У меня есть сестра, старше меня на 13 лет. Получается, меня воспитывали трое: мама, папа и сестра. Словом, вниманием обделен не был — залюбленный ребенок.
Мы с сестрой, можно сказать, выросли на даче у бабушки. Иногда выбирались с родителями на море, но я не люблю такой отдых, когда нужно лететь на самолете в другую страну. Мне больше нравятся озера, реки — это свое, родное, хотя и в южных странах, конечно, тоже красивые места и природа. Но, если вставал выбор — на море или на дачу к бабушке — я выбирал дачу.
Жена готовила подарок тестю, ей не хватало ингредиентов, и я пошел в магазин. Купил, вышел и упал. Кружилась голова. Доплелся до дома кое-как, у подъезда снова упал. Вскарабкался на лавочку, сидел, думая, что надо жене позвонить, но состояние было такое, что и до телефона дотянуться не мог.
Отдышался чуть, как-то сумел зайти в подъезд, подняться в квартиру. Отдал продукты, рассказал, что случилось. Надо было полежать, прилег, провалился в дрему. Через полчаса, наверное, попробовал позвать жену. Не получилось — пропала речь. Испугался, но куда сильнее занервничала она: муж лежит, «мурлыкает» что-то непонятное...
Последнее, что помню: она вызывает скорую. Потом рассказала, как врачи со мной пытались разговаривать, просили сесть, поставили катетер и капельницу. А я, видимо, смотрел на них, но не понимал, чего от меня хотят, стонал, но не разговаривал.
Меня привезли в семидесятую больницу. Отрывочные проблески воспоминаний: врач со мной разговаривает, пытаюсь отвечать. Что-то спрашивает жена, но я уже осознаю, что меня не понимают. Киваю, что-то пытаюсь объяснить. Бесполезно.
Сделали МРТ, которая ничего не показала, отвезли в палату. Жена — понимать-то я понимал, просто ответить не мог — сказала, что сейчас сделают пару анализов и мы еще, возможно, сегодня увидимся и пообщаемся. Но в тот день со мной разговаривали только врачи, заведующий отделением и больницей.
Я начал теряться во времени. Помню, как с женой пытался по видеосвязи поговорить, тяжело, обрывками. Числа 24 февраля я совсем отключился.
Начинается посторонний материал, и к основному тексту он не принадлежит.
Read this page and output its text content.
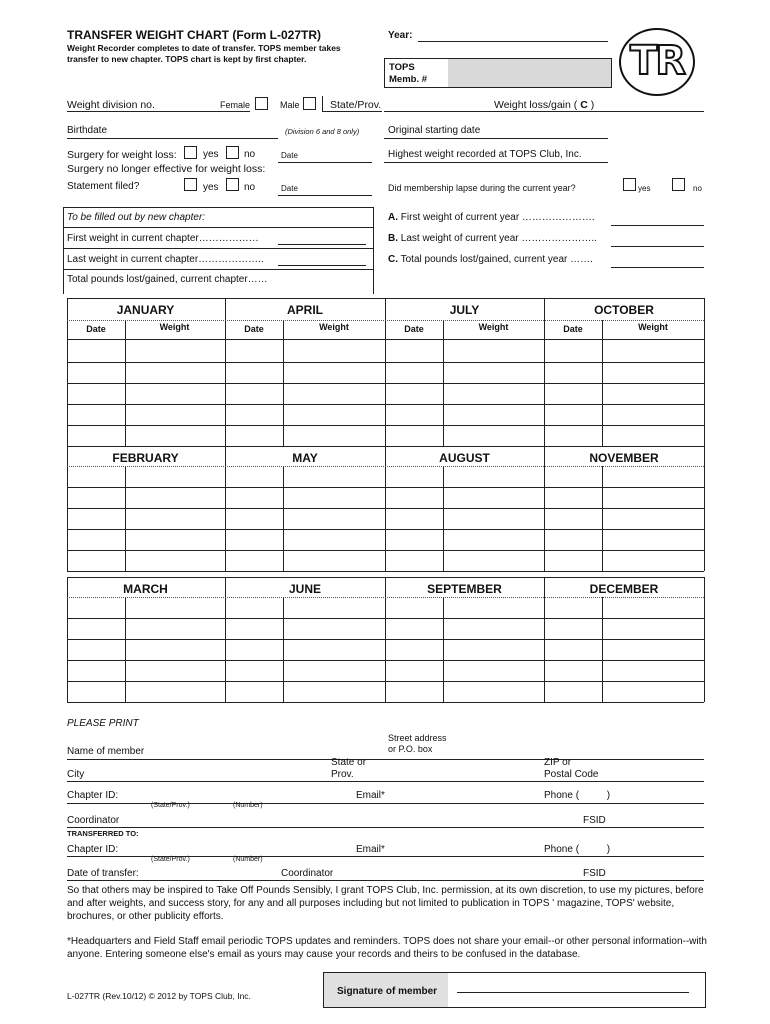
TRANSFER WEIGHT CHART (Form L-027TR)
Weight Recorder completes to date of transfer. TOPS member takes
transfer to new chapter. TOPS chart is kept by first chapter.
Year:
TOPS
Memb. #	TR
Weight division no.	Female	Male	State/Prov.	Weight loss/gain ( C )
Birthdate	(Division 6 and 8 only)	Original starting date
Surgery for weight loss:	yes	no	Date	Highest weight recorded at TOPS Club, Inc.
Surgery no longer effective for weight loss:
Statement filed?	yes	no	Date	Did membership lapse during the current year?	yes	no
To be filled out by new chapter:
First weight in current chapter………………
Last weight in current chapter………………..
Total pounds lost/gained, current chapter……
A. First weight of current year ………………….
B. Last weight of current year …………………..
C. Total pounds lost/gained, current year …….
JANUARY
Date	Weight
APRIL
Date	Weight
JULY
Date	Weight
OCTOBER
Date	Weight
FEBRUARY	MAY	AUGUST	NOVEMBER
MARCH	JUNE	SEPTEMBER	DECEMBER
PLEASE PRINT
Street address
or P.O. box
Name of member
State or
Prov.
ZIP or
Postal Code
City
Chapter ID:	Email*	Phone (          )
(State/Prov.)	(Number)
Coordinator	FSID
TRANSFERRED TO:
Chapter ID:	Email*	Phone (          )
(State/Prov.)	(Number)
Date of transfer:	Coordinator	FSID
So that others may be inspired to Take Off Pounds Sensibly, I grant TOPS Club, Inc. permission, at its own discretion, to use my pictures, before and after weights, and success story, for any and all purposes including but not limited to publication in TOPS ' magazine, TOPS' website, brochures, or other publicity efforts.
*Headquarters and Field Staff email periodic TOPS updates and reminders. TOPS does not share your email--or other personal information--with anyone. Entering someone else's email as yours may cause your records and theirs to be confused in the database.
L-027TR (Rev.10/12) © 2012 by TOPS Club, Inc.	Signature of member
Что за состояние... Ничего не помню. Дня четыре так лежал. Заходили врачи, брали анализы, пытались поставить хоть какой-нибудь диагноз. Супруга потом рассказала, целый литр крови у меня забрали.
Диагноз был поставлен: синдром Мошковица, это заболевание крови такое. Меня сразу же перевезли в другой медицинский центр, специализирующийся на таких болезнях.
Уже в центре, 28 февраля я «включился». Но не до конца. Где я — не понимаю. Кто эти люди? Что это за место? Трубки и капельницы тянутся ко мне. А, больница! Но почему я здесь?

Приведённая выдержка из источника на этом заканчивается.